Determining protein structure with MS
Mass spectrometry (MS) is commonly used to determine both the primary and higher-order structures of proteins. New advances in MS technologies, combined with chemical modification and proteolysis strategies, allow the study of both single proteins and protein complexes as well as further exploration of protein structure and even structural dynamics.
Thermo Scientific Orbitrap MS solutions enable highly specific and sensitive workflows that allow you to analyze samples with increasing analytical depth, delivering information to accelerate the path from structure to function.

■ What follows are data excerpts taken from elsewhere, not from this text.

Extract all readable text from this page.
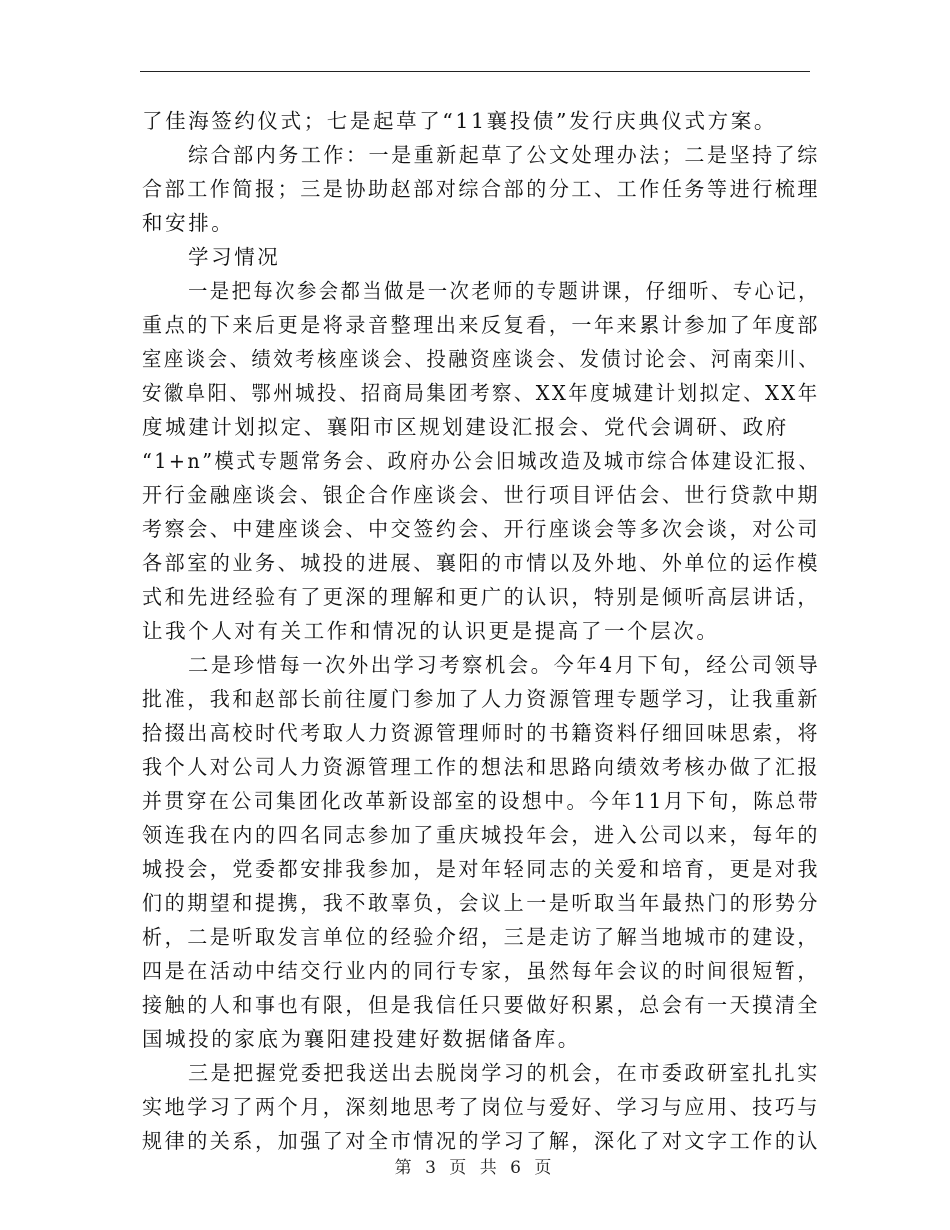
了佳海签约仪式；七是起草了“11襄投债”发行庆典仪式方案。
综合部内务工作：一是重新起草了公文处理办法；二是坚持了综
合部工作简报；三是协助赵部对综合部的分工、工作任务等进行梳理
和安排。
学习情况
一是把每次参会都当做是一次老师的专题讲课，仔细听、专心记，
重点的下来后更是将录音整理出来反复看，一年来累计参加了年度部
室座谈会、绩效考核座谈会、投融资座谈会、发债讨论会、河南栾川、
安徽阜阳、鄂州城投、招商局集团考察、XX年度城建计划拟定、XX年
度城建计划拟定、襄阳市区规划建设汇报会、党代会调研、政府
“1+n”模式专题常务会、政府办公会旧城改造及城市综合体建设汇报、
开行金融座谈会、银企合作座谈会、世行项目评估会、世行贷款中期
考察会、中建座谈会、中交签约会、开行座谈会等多次会谈，对公司
各部室的业务、城投的进展、襄阳的市情以及外地、外单位的运作模
式和先进经验有了更深的理解和更广的认识，特别是倾听高层讲话，
让我个人对有关工作和情况的认识更是提高了一个层次。
二是珍惜每一次外出学习考察机会。今年4月下旬，经公司领导
批准，我和赵部长前往厦门参加了人力资源管理专题学习，让我重新
拾掇出高校时代考取人力资源管理师时的书籍资料仔细回味思索，将
我个人对公司人力资源管理工作的想法和思路向绩效考核办做了汇报
并贯穿在公司集团化改革新设部室的设想中。今年11月下旬，陈总带
领连我在内的四名同志参加了重庆城投年会，进入公司以来，每年的
城投会，党委都安排我参加，是对年轻同志的关爱和培育，更是对我
们的期望和提携，我不敢辜负，会议上一是听取当年最热门的形势分
析，二是听取发言单位的经验介绍，三是走访了解当地城市的建设，
四是在活动中结交行业内的同行专家，虽然每年会议的时间很短暂，
接触的人和事也有限，但是我信任只要做好积累，总会有一天摸清全
国城投的家底为襄阳建投建好数据储备库。
三是把握党委把我送出去脱岗学习的机会，在市委政研室扎扎实
实地学习了两个月，深刻地思考了岗位与爱好、学习与应用、技巧与
规律的关系，加强了对全市情况的学习了解，深化了对文字工作的认
第 3 页 共 6 页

MS techniques used for protein structure
Peptide sequencing via mass spectrometry, when performed using a bottom-up approach, is a useful and easy tool for obtaining information about primary protein structure. Such information helps elucidate the identity of that protein, or even the identities of several proteins involved in larger protein complexes.
Hydrogen deuterium exchange mass spectrometry (HDX-MS) measures the conformational changes of proteins or protein-protein interactions in protein complexes. Amide protons found within close inter- or intra-molecular contact areas often form hydrogen bonds and have different exchange rates relative to more accessible regions of the complex. By monitoring such exchanges, a protein's noncovalent structure (alone or in complex) is better understood.
Protein structure data can be obtained independently or simultaneously as part of protein interaction studies using crosslinking mass spectrometry (XL-MS). In such analysis, XL-MS is often combined with high-resolution techniques (e.g., cryo-electron microscopy (cryo-EM ), X-ray crystallography). Such technologies help determine protein region distance constraints via 3-D structure information or topology. XL-MS can also be used to identify protein complexes.
A limited proteolysis approach on single proteins, coupled to MS, can yield answers about the higher-order structure of proteins and their folded states. This approach can also be used to probe the quaternary structure of protein complexes. The formation of an interface between a protein and another macromolecule will protect otherwise accessible sites from protease cleavage, providing information about the residues that form that interface.